Can't just work with closed terms because of this rule:
#tree(
axi[$Gamma , x : tau tack.r e : tau_2$],
uni[$Gamma tack.r lambda (x : tau_1) . e : tau_1 arrow.r tau_2 $]
)
(Slightly more general theorem)
#rect(width: 100%)[
*Definition (Fundamental property of logical relations).*
Theorem we are trying to prove
$
Gamma tack.r e : tau arrow.r.double Gamma tack.r.double e : tau
$
- "syntactically well typed means semantically well typed"
]
Focus on terms with open variables
Use $gamma$ as a substitution from variables to values.
#rect[$G db(Gamma)$]
- $G db(dot) = { emptyset }$
- $G #db[$Gamma , x : tau$] = { gamma[x mapsto v] | gamma in G db(Gamma) and v in V db(tau)}$
"sound inputs will give you sound outputs". This is the important case
Now define semantic soundness:
$
Gamma tack.r.double e : tau :equiv forall (gamma in G db(Gamma)) . gamma(e) in Epsilon db(tau)$
Prove:
#set enum(numbering: "a.")
1. $dot tack.r e : tau arrow.r.double e in Epsilon db(tau)$
- this cannot be proved by focusing on closed terms alone
- This is why the fundamental property must be used, in the case of $Gamma = dot$, then the substitution $gamma$ is empty and the result is $e in Epsilon db(tau)$
2. $e in Epsilon db(tau) arrow.r.double safe(e)$
#set enum(numbering: "1.")
To prove A:
_Proof._ By induction on typing derivations
-
Case example:
#tree(
axi[],
uni[$Gamma tack.r "true" : "bool"$]
)
Show $Gamma tack.r.double "true" : "bool"$. Suppose $gamma in G db(Gamma)$.

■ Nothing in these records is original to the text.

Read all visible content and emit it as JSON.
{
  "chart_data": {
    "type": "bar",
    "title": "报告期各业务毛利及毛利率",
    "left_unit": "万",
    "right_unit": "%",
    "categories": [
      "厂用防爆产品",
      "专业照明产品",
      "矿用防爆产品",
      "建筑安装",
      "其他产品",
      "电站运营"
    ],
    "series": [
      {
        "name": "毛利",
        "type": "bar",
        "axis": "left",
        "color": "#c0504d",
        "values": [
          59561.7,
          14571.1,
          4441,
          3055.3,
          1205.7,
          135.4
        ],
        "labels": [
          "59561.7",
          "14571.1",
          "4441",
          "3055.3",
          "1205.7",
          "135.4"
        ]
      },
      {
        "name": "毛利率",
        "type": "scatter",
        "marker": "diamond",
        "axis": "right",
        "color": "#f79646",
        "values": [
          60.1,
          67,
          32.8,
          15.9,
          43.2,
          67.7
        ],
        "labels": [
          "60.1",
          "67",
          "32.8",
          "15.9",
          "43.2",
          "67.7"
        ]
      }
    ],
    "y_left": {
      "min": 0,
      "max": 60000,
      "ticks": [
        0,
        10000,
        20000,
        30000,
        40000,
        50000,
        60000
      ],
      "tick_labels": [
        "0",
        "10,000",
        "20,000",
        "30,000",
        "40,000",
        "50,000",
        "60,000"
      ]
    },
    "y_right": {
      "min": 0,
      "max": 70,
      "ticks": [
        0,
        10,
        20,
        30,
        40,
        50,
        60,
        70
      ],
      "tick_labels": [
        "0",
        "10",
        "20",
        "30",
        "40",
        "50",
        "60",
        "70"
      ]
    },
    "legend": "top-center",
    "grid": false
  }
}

Show $gamma("true") in Epsilon db("bool") equiv "true" in Epsilon db("bool")$.
Suffices to show $"true" in V db("bool")$, which is true by definition.
False is proved similarly.
-
Case example:
#tree(
axi[$Gamma(x) = tau$],
uni[$Gamma tack.r x : tau$]
)
Show $Gamma tack.r.double x : tau$. #TODO
To prove B:
_Proof._ Suppose $e'$ s.t. $e mapstostar e'$ .
- Case : $not "irreducible" (e')$ then $exists e'' . e' mapsto e''$
- Case : $"irreducible" (e')$ then $isValue(e')$ trivially.